There are a number of different investing strategies for how to select successful stocks. The ability to jump onto a rocket ship before it takes off is the dream of any investor, so finding a device for identifying those stocks before the begin their climb is like nailing down the Northwest Passage was to early explorers: an elusive goal that promises to be lucrative if reached. However, one stock-picking strategy, CAN SLIM, has some believing that they've found just such a strategy.
The system was developed by William O'Neil, the founder of Investor's Business Daily, after examining the past performance of the fastest growing stocks on the market. He came up with the acronym CAN SLIM to summarize the seven criteria that he used to identify stocks on the verge of major gains in his book How to Make Money in Stocks.
C: Current Earnings
O'Neil identified stocks that showed significant year-over-year EPS growth in the current quarter. The CAN SLIM systems suggests growth of no less than 18-20 percent, but gains in excess of 50-70 percent were typical of the best performers.
A: Annual Earnings
CAN SLIM also seeks out companies with strong annual EPS growth over the last five years, typically in the 25-50 percent range.

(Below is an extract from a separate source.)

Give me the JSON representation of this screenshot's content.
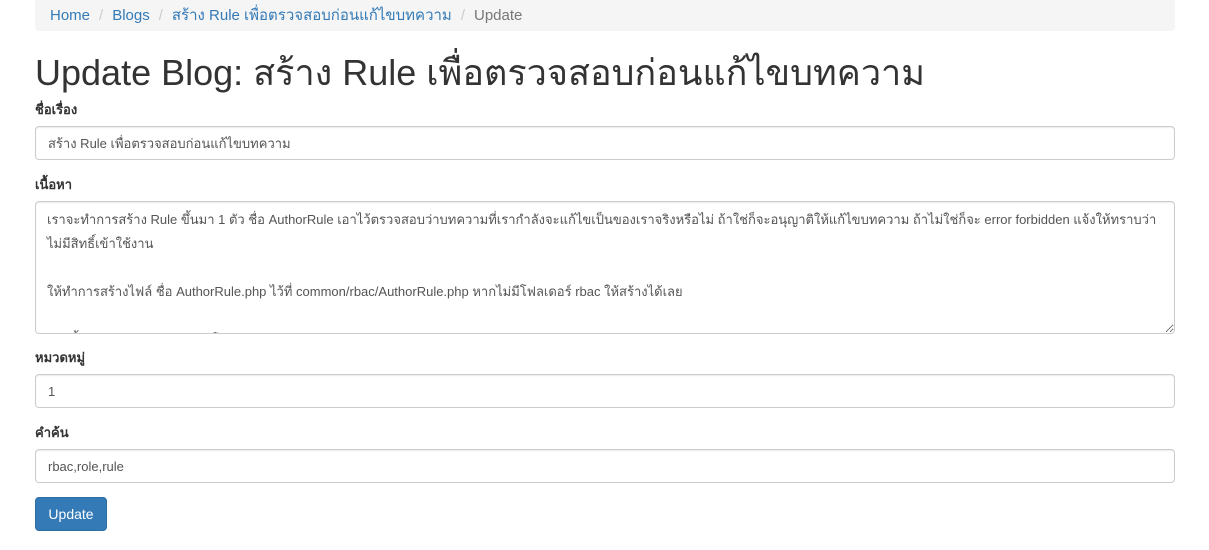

While the first two criteria are fairly simple valuations, N gets a little trickier. O'Neil sought out companies that had something new about the company, most likely a product of some kind (say like Apple's (AAPL) iPod), but it could also mean new management. This should help to spur new growth.
S: Supply and Demand
CAN SLIM seeks out companies that have a relatively low supply of shares and relatively high demand for them. This involves looking for companies with high trading volumes as well as those that have reduced supply through buyback programs or other methods. This is particularly true for blue chip stocks where institutional investors are limited by restrictions of what they can buy, creating an opportunity for smaller investors to take advantage.
O'Neil stressed investing in industry leaders. After looking at relative performance numbers comparing stocks to an index or sector, one should invest in companies that are leaders in that area. One should examine the Relative Price Strength, essential a percentile of where the stock lands compared to other similar companies. O'Neil believes one should go after stocks in the 80-90th percentile.
I: Institutional Sponsorship
O'Neil advises pursuing companies with institutional ownership by at least 3-10 major financial institutions. A lack of institutional ownership means that thousands of money managers have passed the stock over. However, O'Neil also warns against institutional over-ownership, a sign that it's too late to get in on a stock.
M: Market Direction
The final component of CAN SLIM involves reading the current market, bear or bull, and adjusting your strategy accordingly. O'Neil warns that even a strong stock can be influenced by the overarching market trends.
Another System with Mixed Results
O'Neil developed the CAN SLIM system through examining past stocks that took off, so it's a backward looking system. This is important to note, as past performance, while important, is not a guarantee of future success. The results of CAN SLIM, which O'Neil has revised in subsequent editions of his book, are mixed over the last decade. They would have to be, as no stock picking system can ever be perfect. However, CAN SLIM does over a fairly comprehensive approach to stock-picking that combines both fundamental and technical analysis and offers another strong strategy one should consider when investing.